I Try West African Cooking

It all started with my book club. We read Things Fall Apart by Nigerian author Chinua Achebe. It’s well worth reading, the first part in a trilogy, and I highly recommend it.

In my book club, whoever recommends the book for a given month gets to host the meeting, either at home or in a restaurant. With the home meetings, we have taken to serving dishes inspired by the cuisine in that month’s book. Since I recommended the book and was hosting that month’s meeting, I decided to try my hand at West African cookery with a concentration on Nigerian cooking.

When I told some friends that I was in search of recipes, some exclaimed that they loved Ethiopian cooking. And so do I. But Africa is a big continent. Ethiopia is almost 4,000 miles from West Africa. Eurocentric people would not be likely to confuse German cooking with Spanish Cooking, even though those countries are much closer to one another. Do we imagine that all African cooking is the same? When I first went online is search of West African cookbooks. I found some books like this one that had a heavy colonial twist and not what I was looking for at all. But thankfully, here are people who have been committed to documenting and preserving the culture of the African Diaspora, including food culture and traditions.

I was in over my head from the start. I have always been able to make good gnocchi from scratch. But when I married, I learned that I could not make a decent matzo ball. Even from a mix. Fufu is the West African equivalent of matzo balls. I managed to churn out some passable-looking fufu after a couple of attempts, but I don’t know if my fufu was any good. I didn’t have a benchmark. I think my fufu was better than my matzo balls, but not by much.

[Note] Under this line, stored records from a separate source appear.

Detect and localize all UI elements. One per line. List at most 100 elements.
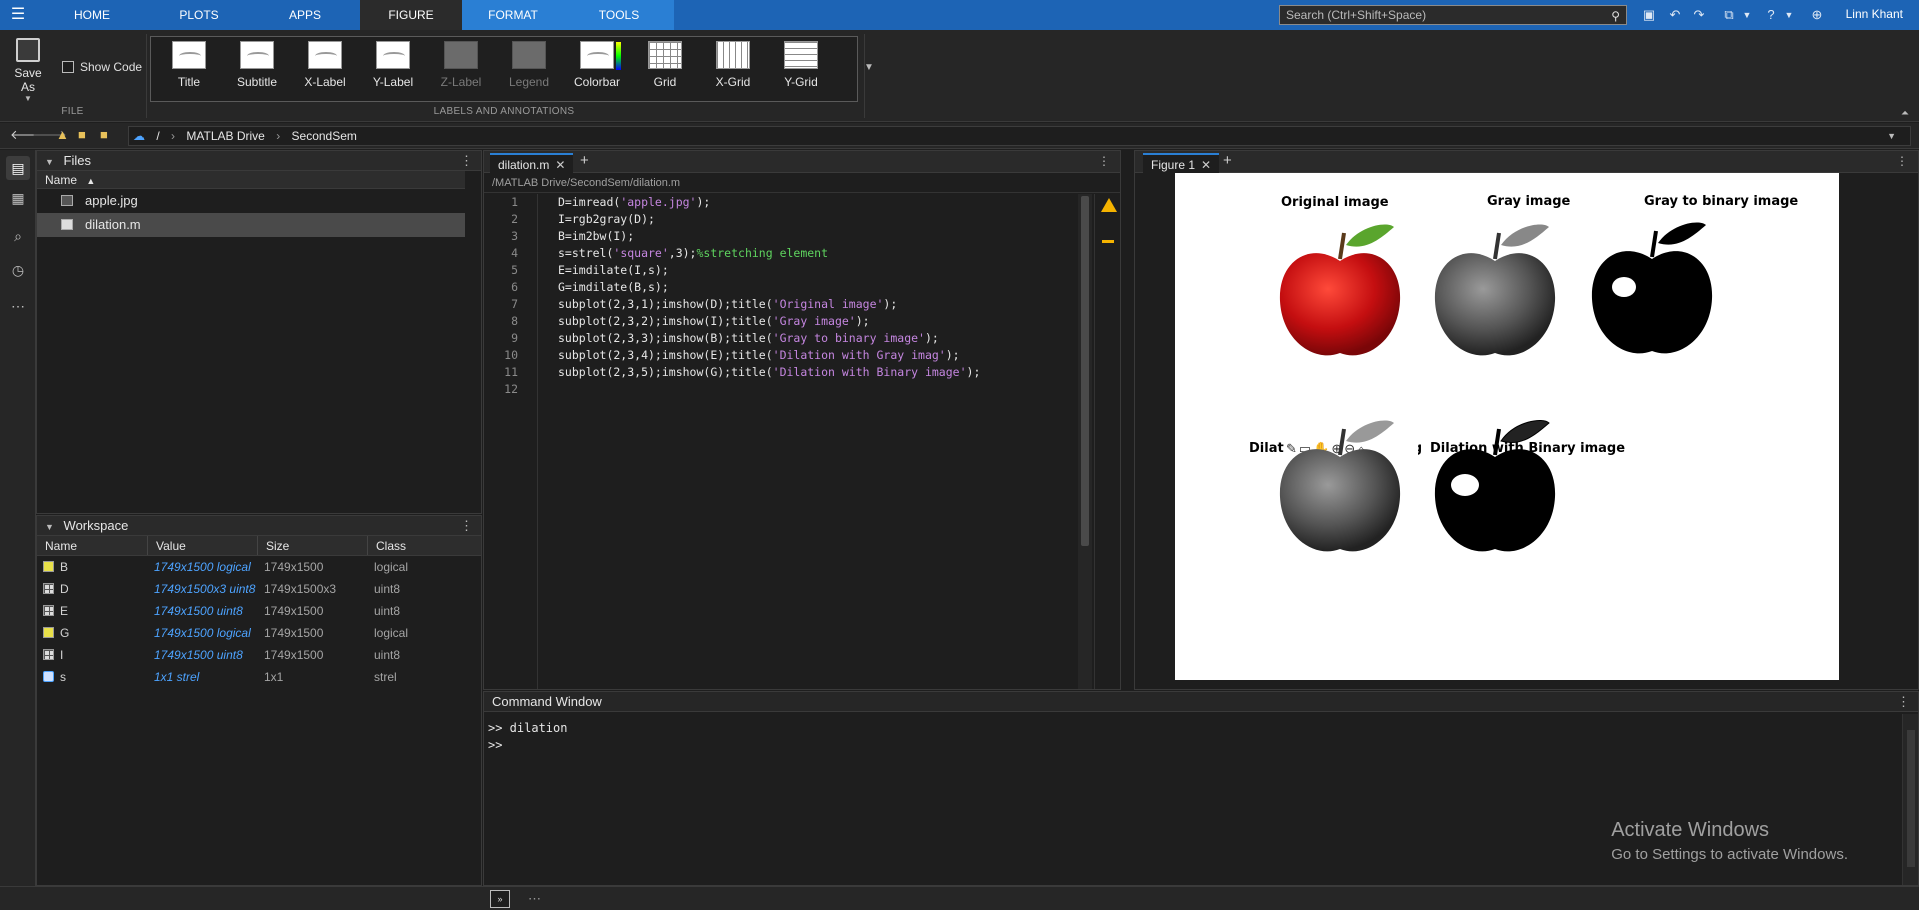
ygrid-button[interactable]: Y-Grid — [771, 41, 831, 89]
breadcrumb[interactable]: ☁ / › MATLAB Drive › SecondSem ▼ — [128, 126, 1911, 146]
search-placeholder: Search (Ctrl+Shift+Space) — [1286, 8, 1427, 22]
scrollbar-thumb[interactable] — [1907, 730, 1915, 867]
workspace-panel-icon[interactable]: ▦ — [6, 186, 30, 210]
figure-menu-icon[interactable]: ⋮ — [1896, 154, 1908, 168]
browse-folder-icon[interactable]: ■ — [78, 127, 86, 142]
ylabel-button[interactable]: Y-Label — [363, 41, 423, 89]
column-value[interactable]: Value — [148, 536, 258, 555]
collapse-icon[interactable]: ▼ — [45, 157, 54, 167]
column-name[interactable]: Name — [37, 536, 148, 555]
command-window-toggle-icon[interactable]: » — [490, 890, 510, 908]
xlabel-icon — [308, 41, 342, 69]
subplot-title-original: Original image — [1281, 195, 1389, 210]
workspace-row[interactable]: G 1749x1500 logical 1749x1500 logical — [37, 622, 481, 644]
legend-button[interactable]: Legend — [499, 41, 559, 89]
breadcrumb-secondsem[interactable]: SecondSem — [292, 129, 357, 143]
tab-home[interactable]: HOME — [56, 0, 128, 30]
editor-scrollbar[interactable] — [1078, 194, 1092, 689]
search-icon[interactable]: ⚲ — [1611, 7, 1620, 25]
colorbar-button[interactable]: Colorbar — [567, 41, 627, 89]
variable-matrix-icon — [43, 583, 54, 594]
workspace-row[interactable]: E 1749x1500 uint8 1749x1500 uint8 — [37, 600, 481, 622]
grid-button[interactable]: Grid — [635, 41, 695, 89]
file-path: /MATLAB Drive/SecondSem/dilation.m — [484, 173, 1120, 193]
files-column-header[interactable]: Name ▲ — [37, 171, 465, 189]
help-chevron-down-icon[interactable]: ▼ — [1780, 6, 1798, 24]
show-code-checkbox[interactable]: Show Code — [62, 60, 142, 74]
tab-format[interactable]: FORMAT — [462, 0, 564, 30]
workspace-row[interactable]: s 1x1 strel 1x1 strel — [37, 666, 481, 688]
breadcrumb-matlab-drive[interactable]: MATLAB Drive — [186, 129, 264, 143]
checkbox-icon[interactable] — [62, 61, 74, 73]
figure-canvas[interactable]: Original image Gray image Gray to binary… — [1175, 173, 1839, 680]
save-as-icon — [16, 38, 40, 62]
more-panels-icon[interactable]: ⋯ — [528, 891, 541, 907]
string-token: 'Dilation with Gray imag' — [772, 348, 946, 362]
workspace-row[interactable]: B 1749x1500 logical 1749x1500 logical — [37, 556, 481, 578]
close-icon[interactable]: ✕ — [1201, 158, 1211, 172]
cloud-drive-icon: ☁ — [133, 129, 145, 143]
zlabel-button[interactable]: Z-Label — [431, 41, 491, 89]
redo-icon[interactable]: ↷ — [1690, 6, 1708, 24]
files-panel-icon[interactable]: ▤ — [6, 156, 30, 180]
workspace-menu-icon[interactable]: ⋮ — [460, 516, 473, 536]
new-tab-icon[interactable]: + — [580, 152, 589, 169]
workspace-row[interactable]: D 1749x1500x3 uint8 1749x1500x3 uint8 — [37, 578, 481, 600]
search-input[interactable]: Search (Ctrl+Shift+Space) ⚲ — [1279, 5, 1627, 25]
user-name[interactable]: Linn Khant — [1846, 7, 1903, 21]
files-menu-icon[interactable]: ⋮ — [460, 151, 473, 171]
column-class[interactable]: Class — [368, 536, 478, 555]
editor-tab-dilation[interactable]: dilation.m ✕ — [490, 153, 574, 173]
workspace-row[interactable]: I 1749x1500 uint8 1749x1500 uint8 — [37, 644, 481, 666]
activate-windows-watermark: Activate Windows Go to Settings to activ… — [1611, 819, 1848, 863]
user-icon[interactable]: ⊕ — [1808, 6, 1826, 24]
history-icon[interactable]: ◷ — [6, 258, 30, 282]
tab-tools[interactable]: TOOLS — [564, 0, 674, 30]
xgrid-button[interactable]: X-Grid — [703, 41, 763, 89]
var-name-text: B — [60, 560, 69, 574]
figure-tab[interactable]: Figure 1 ✕ — [1143, 153, 1220, 173]
file-row[interactable]: apple.jpg — [37, 189, 481, 213]
warning-icon[interactable] — [1101, 198, 1117, 212]
close-icon[interactable]: ✕ — [555, 158, 565, 172]
code-token: E=imdilate(I,s); — [558, 263, 669, 277]
tab-apps[interactable]: APPS — [270, 0, 340, 30]
command-prompt[interactable]: >> — [488, 737, 1898, 754]
layout-icon[interactable]: ⧉ — [1720, 6, 1738, 24]
xlabel-button[interactable]: X-Label — [295, 41, 355, 89]
code-editor[interactable]: 1 2 3 4 5 6 7 8 9 10 11 12 D=imread('apple.jpg'); I=… — [484, 194, 1120, 689]
save-icon[interactable]: ▣ — [1640, 6, 1658, 24]
warning-marker[interactable] — [1102, 240, 1114, 243]
new-figure-icon[interactable]: + — [1223, 152, 1232, 169]
folder-search-icon[interactable]: ■ — [100, 127, 108, 142]
scrollbar-thumb[interactable] — [1081, 196, 1089, 546]
undo-icon[interactable]: ↶ — [1666, 6, 1684, 24]
save-as-button[interactable]: Save As ▼ — [6, 38, 50, 103]
ygrid-icon — [784, 41, 818, 69]
help-icon[interactable]: ? — [1762, 6, 1780, 24]
title-button[interactable]: Title — [159, 41, 219, 89]
menu-icon[interactable]: ☰ — [8, 6, 28, 24]
tab-figure[interactable]: FIGURE — [360, 0, 462, 30]
file-row[interactable]: dilation.m — [37, 213, 465, 237]
code-token: ,3); — [668, 246, 697, 260]
subtitle-button[interactable]: Subtitle — [227, 41, 287, 89]
command-window-menu-icon[interactable]: ⋮ — [1897, 692, 1910, 712]
tab-plots[interactable]: PLOTS — [160, 0, 238, 30]
gallery-label: Z-Label — [440, 75, 482, 89]
up-folder-icon[interactable]: ▲ — [56, 127, 69, 142]
address-dropdown-icon[interactable]: ▼ — [1887, 127, 1896, 145]
xgrid-icon — [716, 41, 750, 69]
search-files-icon[interactable]: ⌕ — [6, 224, 30, 248]
column-size[interactable]: Size — [258, 536, 368, 555]
watermark-subtitle: Go to Settings to activate Windows. — [1611, 846, 1848, 863]
more-icon[interactable]: ⋯ — [6, 294, 30, 318]
collapse-icon[interactable]: ▼ — [45, 522, 54, 532]
code-token: ); — [966, 365, 981, 379]
chevron-down-icon[interactable]: ▼ — [1738, 6, 1756, 24]
command-window-scrollbar[interactable] — [1902, 714, 1918, 885]
editor-menu-icon[interactable]: ⋮ — [1098, 154, 1110, 168]
breadcrumb-root[interactable]: / — [156, 129, 159, 143]
collapse-toolstrip-icon[interactable]: ⏶ — [1901, 108, 1909, 119]
var-name-text: s — [60, 670, 66, 684]
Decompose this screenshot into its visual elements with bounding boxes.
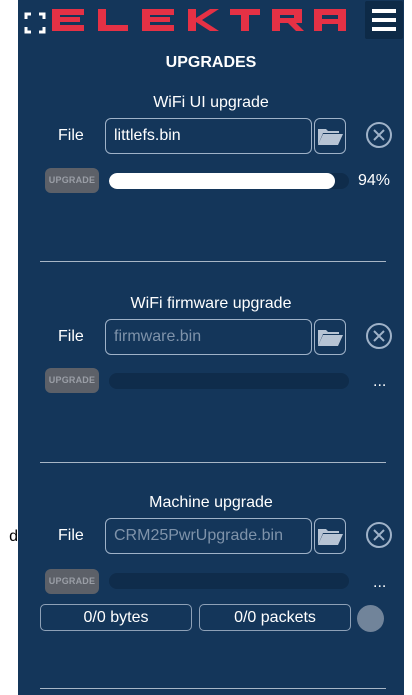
progress-text: 94% [358, 172, 391, 189]
packets-counter: 0/0 packets [199, 604, 351, 631]
upgrade-button[interactable]: UPGRADE [45, 368, 99, 393]
folder-open-icon [318, 529, 343, 545]
section-title: Machine upgrade [149, 494, 273, 511]
header [18, 0, 404, 42]
upgrade-button[interactable]: UPGRADE [45, 168, 99, 193]
file-label: File [58, 328, 84, 345]
file-input[interactable]: littlefs.bin [105, 118, 312, 154]
expand-icon[interactable] [24, 12, 46, 34]
upgrade-button[interactable]: UPGRADE [45, 569, 99, 594]
file-input[interactable]: firmware.bin [105, 319, 312, 355]
menu-button[interactable] [365, 1, 403, 39]
stray-text: d [9, 528, 18, 545]
file-label: File [58, 527, 84, 544]
divider [40, 688, 386, 689]
clear-icon[interactable] [364, 321, 394, 351]
app-window: UPGRADES WiFi UI upgrade File littlefs.b… [18, 0, 404, 695]
section-title: WiFi firmware upgrade [130, 295, 292, 312]
folder-open-icon [318, 330, 343, 346]
progress-text: ... [373, 574, 387, 591]
progress-bar [109, 573, 349, 589]
clear-icon[interactable] [364, 520, 394, 550]
browse-button[interactable] [314, 118, 346, 154]
status-indicator [357, 605, 384, 632]
file-input[interactable]: CRM25PwrUpgrade.bin [105, 518, 312, 554]
bytes-counter: 0/0 bytes [40, 604, 192, 631]
clear-icon[interactable] [364, 120, 394, 150]
progress-bar [109, 173, 349, 189]
brand-logo [52, 9, 346, 31]
page-title: UPGRADES [165, 54, 257, 71]
browse-button[interactable] [314, 319, 346, 355]
file-label: File [58, 127, 84, 144]
progress-fill [109, 173, 335, 189]
progress-text: ... [373, 373, 387, 390]
folder-open-icon [318, 129, 343, 145]
divider [40, 462, 386, 463]
browse-button[interactable] [314, 518, 346, 554]
progress-bar [109, 373, 349, 389]
divider [40, 261, 386, 262]
section-title: WiFi UI upgrade [153, 94, 269, 111]
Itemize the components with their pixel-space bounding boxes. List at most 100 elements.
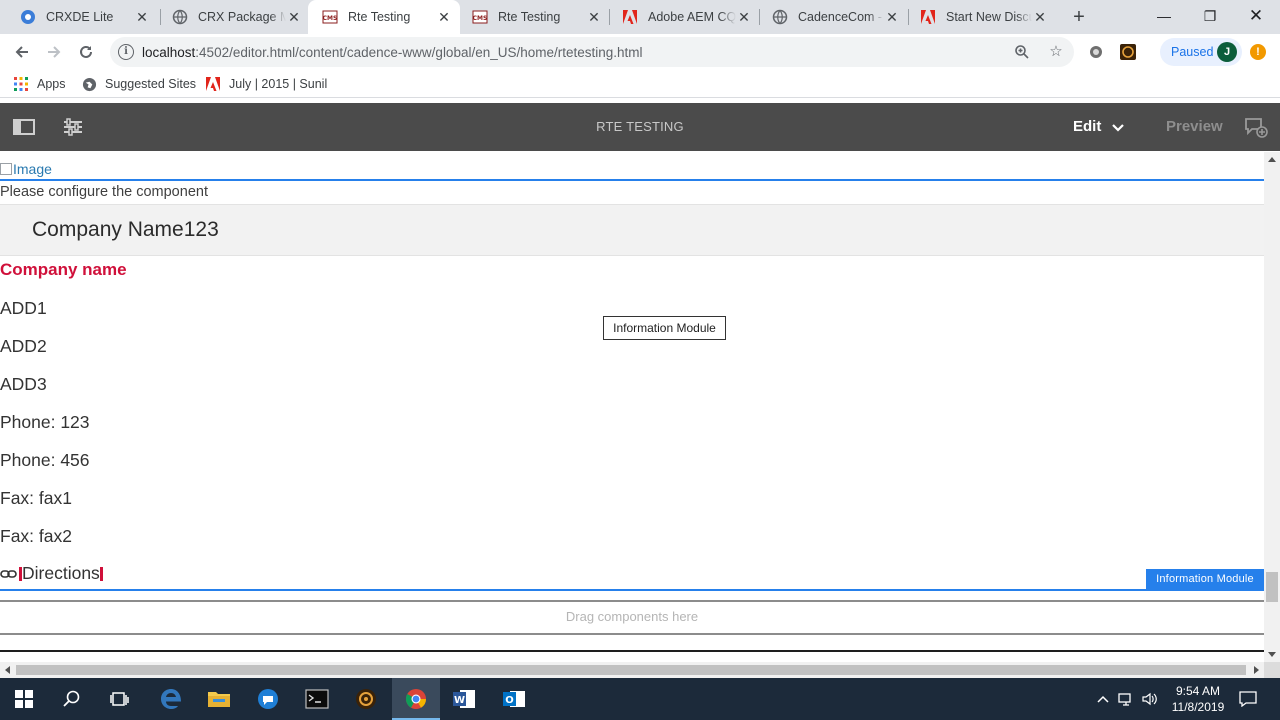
taskbar-app[interactable]: [342, 678, 390, 720]
fax-line: Fax: fax2: [0, 526, 72, 546]
tab-rte-testing[interactable]: CMS Rte Testing ✕: [458, 0, 610, 34]
scroll-up-arrow-icon[interactable]: [1268, 157, 1276, 162]
taskbar-chrome[interactable]: [392, 678, 440, 720]
edge-browser-icon: [161, 689, 181, 709]
scrollbar-thumb[interactable]: [16, 665, 1246, 675]
svg-text:W: W: [454, 695, 465, 706]
start-button[interactable]: [0, 678, 48, 720]
address-bar[interactable]: i localhost:4502/editor.html/content/cad…: [110, 37, 1074, 67]
close-tab-icon[interactable]: ✕: [586, 9, 602, 25]
chevron-down-icon[interactable]: [1110, 120, 1126, 136]
close-tab-icon[interactable]: ✕: [1032, 9, 1048, 25]
bookmark-apps[interactable]: Apps: [13, 76, 66, 92]
chevron-up-icon: [1097, 695, 1109, 703]
scroll-left-arrow-icon[interactable]: [5, 666, 10, 674]
company-name-label: Company name: [0, 260, 127, 279]
company-heading: Company Name123: [32, 218, 219, 241]
zoom-icon[interactable]: [1014, 44, 1030, 60]
network-tray-icon[interactable]: [1116, 678, 1136, 720]
bookmarks-bar: Apps Suggested Sites July | 2015 | Sunil: [0, 70, 1280, 98]
annotate-icon[interactable]: [1244, 116, 1268, 138]
horizontal-scrollbar[interactable]: [0, 662, 1264, 678]
update-warning-icon[interactable]: !: [1250, 44, 1266, 60]
bookmark-star-icon[interactable]: ☆: [1048, 44, 1064, 60]
close-tab-icon[interactable]: ✕: [736, 9, 752, 25]
close-tab-icon[interactable]: ✕: [884, 9, 900, 25]
volume-icon: [1142, 692, 1157, 706]
extension-icon[interactable]: [1119, 43, 1137, 61]
tab-title: Rte Testing: [498, 10, 561, 24]
vertical-scrollbar[interactable]: [1264, 152, 1280, 662]
taskbar-file-explorer[interactable]: [195, 678, 243, 720]
close-tab-icon[interactable]: ✕: [134, 9, 150, 25]
new-tab-button[interactable]: +: [1068, 6, 1090, 28]
paused-label: Paused: [1171, 45, 1214, 59]
taskbar-terminal[interactable]: [293, 678, 341, 720]
extension-icon[interactable]: [1087, 43, 1105, 61]
taskbar-edge[interactable]: [147, 678, 195, 720]
tab-rte-testing-active[interactable]: CMS Rte Testing ✕: [308, 0, 460, 34]
bookmark-july-2015[interactable]: July | 2015 | Sunil: [205, 76, 327, 92]
component-drop-zone[interactable]: Drag components here: [0, 600, 1264, 635]
configure-message[interactable]: Please configure the component: [0, 184, 208, 200]
bookmark-suggested-sites[interactable]: Suggested Sites: [81, 76, 196, 92]
directions-label: Directions: [22, 563, 100, 583]
back-button[interactable]: [8, 38, 36, 66]
broken-image[interactable]: Image: [0, 161, 52, 177]
company-heading-band[interactable]: Company Name123: [0, 204, 1264, 256]
taskbar-chat-app[interactable]: [244, 678, 292, 720]
svg-text:O: O: [505, 695, 514, 706]
action-center-button[interactable]: [1236, 678, 1260, 720]
tab-cadencecom[interactable]: CadenceCom - Dashboard ✕: [758, 0, 908, 34]
reload-button[interactable]: [72, 38, 100, 66]
show-hidden-icons-button[interactable]: [1094, 678, 1112, 720]
adobe-icon: [205, 76, 221, 92]
address-line: ADD3: [0, 374, 47, 394]
task-view-button[interactable]: [96, 678, 144, 720]
taskbar-word[interactable]: W: [440, 678, 488, 720]
directions-link[interactable]: Directions: [0, 563, 103, 584]
bookmark-label: July | 2015 | Sunil: [229, 77, 328, 91]
page-content: Image Please configure the component Com…: [0, 152, 1264, 652]
back-arrow-icon: [15, 46, 28, 58]
side-panel-toggle-icon[interactable]: [13, 117, 35, 137]
system-clock[interactable]: 9:54 AM 11/8/2019: [1160, 683, 1236, 715]
minimize-button[interactable]: —: [1141, 0, 1187, 32]
scrollbar-thumb[interactable]: [1266, 572, 1278, 602]
site-info-icon[interactable]: i: [118, 44, 134, 60]
component-outline: [0, 589, 1264, 591]
forward-arrow-icon: [48, 46, 61, 58]
tab-crxde[interactable]: CRXDE Lite ✕: [6, 0, 158, 34]
tab-adobe-aem[interactable]: Adobe AEM CQ5 ✕: [608, 0, 760, 34]
page-properties-icon[interactable]: [62, 117, 84, 137]
tab-crx-package-manager[interactable]: CRX Package Manager ✕: [158, 0, 310, 34]
restore-button[interactable]: ❐: [1187, 0, 1233, 32]
forward-button[interactable]: [40, 38, 68, 66]
adobe-icon: [920, 9, 936, 25]
chrome-icon: [405, 689, 427, 709]
tab-title: Start New Discussion: [946, 10, 1032, 24]
profile-paused-button[interactable]: Paused J: [1160, 38, 1242, 66]
close-window-button[interactable]: ✕: [1233, 0, 1279, 32]
bracket-marker: [99, 566, 103, 581]
edit-mode-button[interactable]: Edit: [1073, 118, 1101, 135]
address-line: ADD2: [0, 336, 47, 356]
terminal-icon: [305, 689, 329, 709]
tab-title: Rte Testing: [348, 10, 411, 24]
volume-tray-icon[interactable]: [1140, 678, 1160, 720]
component-name-badge[interactable]: Information Module: [1146, 569, 1264, 590]
scroll-right-arrow-icon[interactable]: [1254, 666, 1259, 674]
tab-start-new-discussion[interactable]: Start New Discussion ✕: [906, 0, 1056, 34]
svg-text:CMS: CMS: [473, 15, 488, 22]
cms-icon: CMS: [322, 9, 338, 25]
address-url: localhost:4502/editor.html/content/caden…: [142, 45, 643, 60]
tab-title: CRX Package Manager: [198, 10, 286, 24]
scroll-down-arrow-icon[interactable]: [1268, 652, 1276, 657]
search-button[interactable]: [48, 678, 96, 720]
app-icon: [356, 689, 376, 709]
close-tab-icon[interactable]: ✕: [436, 9, 452, 25]
preview-button[interactable]: Preview: [1166, 118, 1223, 135]
close-tab-icon[interactable]: ✕: [286, 9, 302, 25]
taskbar-outlook[interactable]: O: [490, 678, 538, 720]
task-view-icon: [110, 692, 129, 706]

My attempt at Fufu from a mix. Only slightly better than my matzo balls

A diaspora is defined as the dispersion of people from their original homeland. People don’t usually leave their homelands without a good reason, normally displacement by war, famine, political oppression, or for better economic opportunities. Or a combination. And when people leave their homelands, they bring their food with them. It creates a sense of community in the new place. Sometimes it marks them as “foreigners” to the native population. I remember hearing stories about how my W.A.S.P. relatives considered my Sicilian-American father to be somewhat of an exotic character with his garlic and his homemade red wine. He, in turn, thought their creamed gravy and biscuits would kill him. I could go on, but I think you get the picture.

There is a population of emigres from African countries in Philadelphia, and an African Grocery in West Philadelphia. So after finding some good websites for recipes and watching some videos, I made my way to the All African Grocery in search of ingredients.

I came back with a bunch of strange (to me) ingredients. I also got fresh peanut butter, some spices and dried crawfish. I couldn’t find dried locust beans, so I bought them online. And there were many other ingredients, such as Scotch Bonnet peppers and plantains, that I could get at the 9th Street Market near my home, as well as Little Saigon neighborhood, and the plethora of Mexican Groceries in the area.

Locust beans. A tasty condiment used in West African cooking.

Dried crawfish. You pulverize it in a grinder and add it as a seasoning.

Here’s what I made. Aside from the ill-fated Fufu (see above. Read more about Fufu here. And no, I did not beat cassavas into submission. I bought a mix like this one), I made two hearty stews, a plantain dish, and African pepper sauce.

Making Vegan Egusi soup, recipe here.

West African Peanut Soup. Here’s a recipe. I left out the chicken and substituted black eyed peas which I purchased at the All African Food Market.

Fried plantains recipe here.

African pepper sauce. Recipe here.

I have to take this opportunity to rave about this pepper sauce. The scotch bonnet peppers were so hot that they made me cough and burned my hands when I was seeding them. But they changed totally in the sauce. Yes, they were still hot, but it was a warm, foody hotness that crept up on you gradually and enhanced the flavor of the food you added it to, rather than making you miserable. It was especially good in the hearty peanut stew which already had one of the peppers in the main recipe.

My verdict? West African cooking is substantial and spicy. I love the combination of sweet potatoes and black eyed peas. The pepper sauce is divine. I will definitely be making more of these recipes. I made everything without meat or dairy, but if you like chicken, oxtail or goat, this is the perfect cuisine. For a comprehensive all Nigerian recipe site, click here.

And now back to what started all this, the novel, Things Fall Apart. Interestingly, the title of that book comes from the poem, “The Second Coming”, by William Butler Yeats. Part of the impetus for “The Second Coming” was the Irish Easter Rising in 1916, which some have argued sounded the beginning of the fall of the British Empire. Both the novel and the poem are about societal and cultural change that upended the worlds of the people involved. There have been diasporas throughout history. They continue today. That’s one reason why it’s important to preserve traditions, including recipes.